第3話 帰城 - 3 -
「カヴァリヤ国、フェリックス・ショーマン・A・カヴァリヤ陛下。このたびは……」
カミーユの澄んだ透る声が、美辞麗句、慇懃無礼な挨拶を無感情に読み上げる。部屋の石できた壁が、カイの声を不思議とクリアに響かせる。
ここで、これまで色々な報告がされ、色々な判断が下されてきたのかと思うと神妙な気持ちになった。石の壁はどんな時も、反響させず共鳴させず声を偽りなく部屋中に響かせてきたのだ。

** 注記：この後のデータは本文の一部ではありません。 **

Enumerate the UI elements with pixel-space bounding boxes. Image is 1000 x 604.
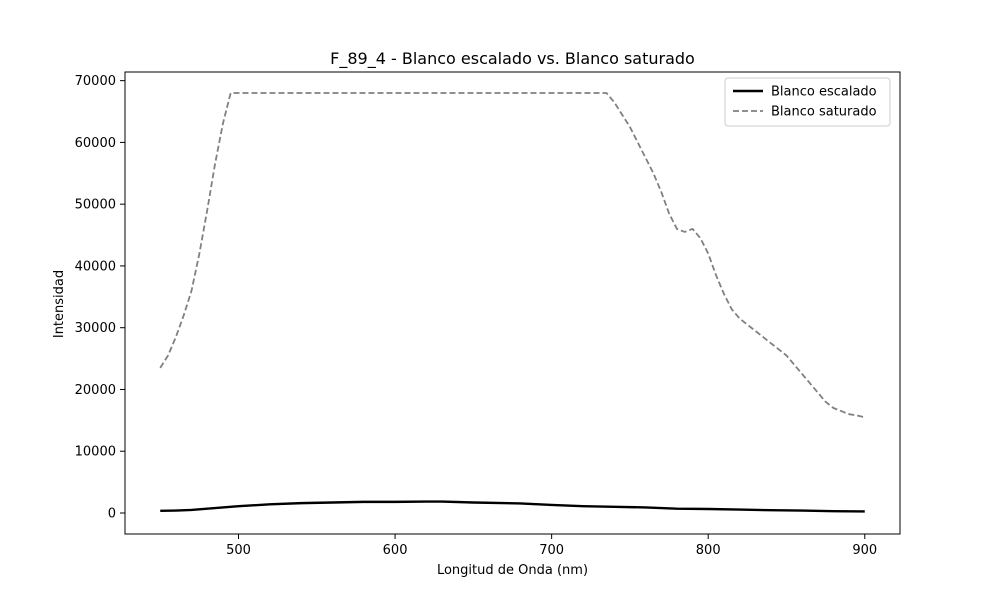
x-axis-label: Longitud de Onda (nm) [437, 563, 588, 578]
y-tick-label: 40000 [75, 259, 116, 274]
x-tick-label: 500 [226, 543, 251, 558]
y-tick-label: 10000 [75, 445, 116, 460]
x-axis: 500 600 700 800 900 [226, 534, 877, 558]
x-tick-label: 700 [539, 543, 564, 558]
x-tick-label: 600 [383, 543, 408, 558]
y-tick-label: 60000 [75, 136, 116, 151]
y-tick-label: 20000 [75, 383, 116, 398]
legend-label-1: Blanco escalado [771, 85, 877, 100]
legend-box [724, 77, 891, 127]
x-tick-label: 800 [696, 543, 721, 558]
y-tick-label: 0 [108, 507, 116, 522]
series-line-2 [159, 92, 865, 419]
y-tick-label: 50000 [75, 198, 116, 213]
y-axis-label: Intensidad [52, 270, 67, 338]
y-tick-label: 70000 [75, 74, 116, 89]
legend: Blanco escalado Blanco saturado [724, 77, 891, 127]
legend-label-2: Blanco saturado [771, 105, 877, 120]
series-line-1 [160, 500, 865, 513]
y-tick-label: 30000 [75, 321, 116, 336]
chart-title: F_89_4 - Blanco escalado vs. Blanco satu… [330, 49, 695, 69]
plot-frame [124, 71, 901, 535]
x-tick-label: 900 [852, 543, 877, 558]
y-axis: 0 10000 20000 30000 40000 50000 60000 70000 [75, 74, 125, 522]
plot-area [124, 71, 901, 535]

「……しかるに、シレンシオの賊が先の忌まわしい戦争で手に入れた我が国の歴史書の一部をもって、薬物を模倣したこと、そして不適切な用途に使用するのではないかと懸念し、さっそく手紙をしたためた所存である」
薬物とは火薬のことだろう。適切な用途がなんなのか甚だ疑問だ。
「———ついては、貴国の未来を予言するという本によって、貴重な我々の知識を悪用しようとする輩をどうにか探しあてていただけないだろうか。我が国の歴史書は過去しか写さぬゆえ、エクレールの知識が盗まれ、利用されたという恥辱のみを審らかにするのみなのだ」
「カイ、もういい。フェルド、火薬が使われていた形跡はあったか」
「はい」
先の戦争で使われた火薬。
クロード国王は火を産む薬というが、彼らは火を産み、人を殺した。
「このタイミングでのこの手紙、フェリックス様、御判断は冷静に」
フェリックスの声色に焦燥感を感じたのか、カイが言葉を挟んだ。
「エクレールは武力で先の戦争を終わらせましたが、そもそもシレンシオの賊がエクレールの本を盗み出したということが、エクレールが全ての本を手に入れるための企てであった、という疑念も晴れておりません。一度周辺の紛争を収め好機を窺っていたとも考えられます。それにクラウス陛下の死も……」
はっとして、カイが口を閉ざす。
クラウス前国王は、エクレールの敷地内で、火薬を使ったと思われる方法で襲撃されたという。フェリックスだけでなく、カヴァリヤ国民は皆エクレールが国王を襲ったと考えている。
「あぁ、胡散臭い小芝居だな。買ってやろうじゃないか」
フェリックスは眉間に皺を寄せ、怒りで震えながらにやりと美しい顔をゆがめた。
「フェリックス様、どうぞ、慎重に……」
カイも、眉間を強張らせ目をそっととじた。彼自身も何かをこらえるように。
異様な雰囲気につつまれた謁見の間で、私は、一人冷静でいたような気がする。
影であれと育った成果なのだろう、誰とも同じ心を共有できない。事実だけを認識できる。